Bélarus
![]() Photo: AFP/VIKTOR DRACHEV |
Les autorités du Bélarus serrent la vis à l'opposition. La justice du pays a condamné, jeudi, le leader de l'opposition, Alexandre Milinkevitch, à 15 jours de prison pour l'organisation mercredi d'une manifestation jugée non autorisée.
M. Milinkevitch a contesté les accusations, assurant avoir reçu l'accord pour manifester devant l'Académie des sciences de Minsk. Il a qualifié le procès de politique « typique d'un régime dictatorial ».
Le chef du parti communiste, Sergueï Kaliakine, le responsable syndical Alexandre Boukhvostov et le chef du Front populaire bélarussien, Vintsouk Viatchorka, trois autres responsables de l'opposition, sont eux aussi poursuivis pour avoir participé à cette manifestation.

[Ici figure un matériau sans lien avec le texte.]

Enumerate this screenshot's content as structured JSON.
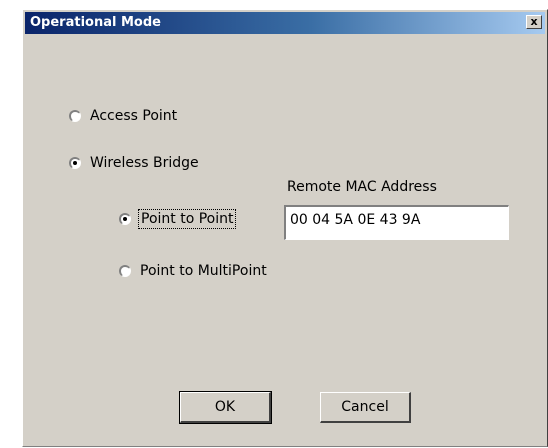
{
  "window": {
    "title": "Operational Mode",
    "close_label": "x"
  },
  "modes": {
    "access_point": {
      "label": "Access Point",
      "checked": false
    },
    "wireless_bridge": {
      "label": "Wireless Bridge",
      "checked": true
    },
    "point_to_point": {
      "label": "Point to Point",
      "checked": true
    },
    "point_to_multipoint": {
      "label": "Point to MultiPoint",
      "checked": false
    }
  },
  "remote_mac": {
    "label": "Remote MAC Address",
    "value": "00 04 5A 0E 43 9A"
  },
  "buttons": {
    "ok": "OK",
    "cancel": "Cancel"
  }
}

Ils ont reçu des peines similaires.
Une dizaine d'opposants et trois étudiants ukrainiens auraient aussi été arrêtés.
L'opposition bélarussienne avait saisi l'occasion du 20e anniversaire de la catastrophe nucléaire de Tchernobyl, qui a largement touché ce pays voisin de l'Ukraine, pour rassembler à Minsk plusieurs milliers de ses partisans.
Les réactions internationales n'ont pas tardé
Washington, par la voix de la secrétaire d'État, Condoleezza Rice, a qualifié l'emprisonnement d'Alexandre Milinkevitch de « répréhensible ».
Mme Rice a appelé les autorités bélarussiennes à agir « dans le cadre des principes internationalement reconnus » concernant le comportement à adopter à l'égard des opposants politiques.
De son côté, le secrétaire général de l'OTAN, Jaap de Hoop Scheffer, a appelé le gouvernement à libérer immédiatement M. Milinkevitch, jugeant le comportement du régime bélarussien « inacceptable ».
Le Canada a également condamné l'arrestation de M. Milinkevitch et exigé sa « libération immédiate ». « C'est là un autre exemple des mesures prises par le régime bélarussien pour réprimer la liberté et la démocratie dans ce pays », a déploré le ministre des Affaires étrangères, Peter MacKay.